Chapter 3 presents catalase-like supramolecular nanozyme with O2 self-supplying based on iron coordination-driven self-assembly of amino acid to address the hypoxic tumor microenvironment during PDT. The organization of amphiphilic amino acids are precisely manipulated by iron coordination to induce the formation of nanovesicle-like hollow nanozyme. The hollow nanozyme could highly accumulating both hydrophobic photosensitizer ZnPc and hydrophilic hypoxia induced factor-1α (HIF-1α) inhibitor acriflavine (ACF) to form the multifunctional nanozyme. The co-loaded nanozyme could selectively release ZnPc and ACF within the tumor region and give rise to simultaneously Fenton reaction triggered tumor oxygenation and residual HIF-1 functional inhibition. These favorable therapeutic features result in highly efficient PDT without adverse effects in vitro and in vivo.

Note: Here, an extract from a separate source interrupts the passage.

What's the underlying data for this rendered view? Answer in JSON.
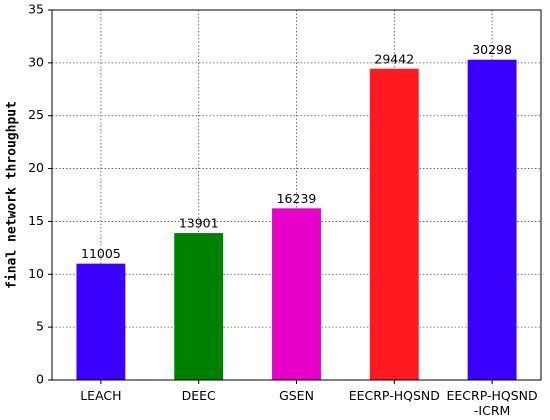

As an extension of the study in Chapter 3, Chapter 4 describes the catalase-like nanozyme based on copper coordination self-assembly of amino acid for co-loading glucose oxidase (GOD) and reactive oxygen species activated prodrug (ZnPc-TK-DOX) to achieve cooperative therapy combining starving therapy, PDT and chemotherapy. The co-loaded self-assembled nanoparticles demonstrated the uniform and spherical size, stimuli-release properties, oxygen self-supplying ability, as well as the combined therapeutic effect in cellular studies. 

Chapter 5 describes a dual targeting ZnPc-peptide conjugates (ZnPc-RGDK), which achieved firstly fabrication of supramolecular photothermal materials with a super-large absorption redshift of 155 nm (from 675 nm to 830 nm) by a kinetically controlled self-assembly strategy. The sufficient rearrangement of intermolecular aggregates to an ordered structure (nanofibers, fusiform-like sheet nanostructures and bundled fusiform-like sheet nanostructures) rather than nanoparticles, probably result from the aprotic solvent THF overcoming the energy barriers in this kinetically controlled self-assembly process. The super-large redshift in the absorbance was further revealed to originate from the orderly stacked phthalocyanine chromophores, which enable a charge transfer state between peptide and metal zinc. Importantly, the nanofibers demonstrated the excellent photothermal conversion efficiency and stability, resulting the efficient PTT effect for tumor ablation in in vivo studies, highlighting the opportunities to develop next generation photothermal agents.

The thesis is concluded with a brief summary of the aforementioned studies in Chapter 6, as well as a future prospective for further development of amino acid- and peptide-based nanomaterials in the area of phototherapies.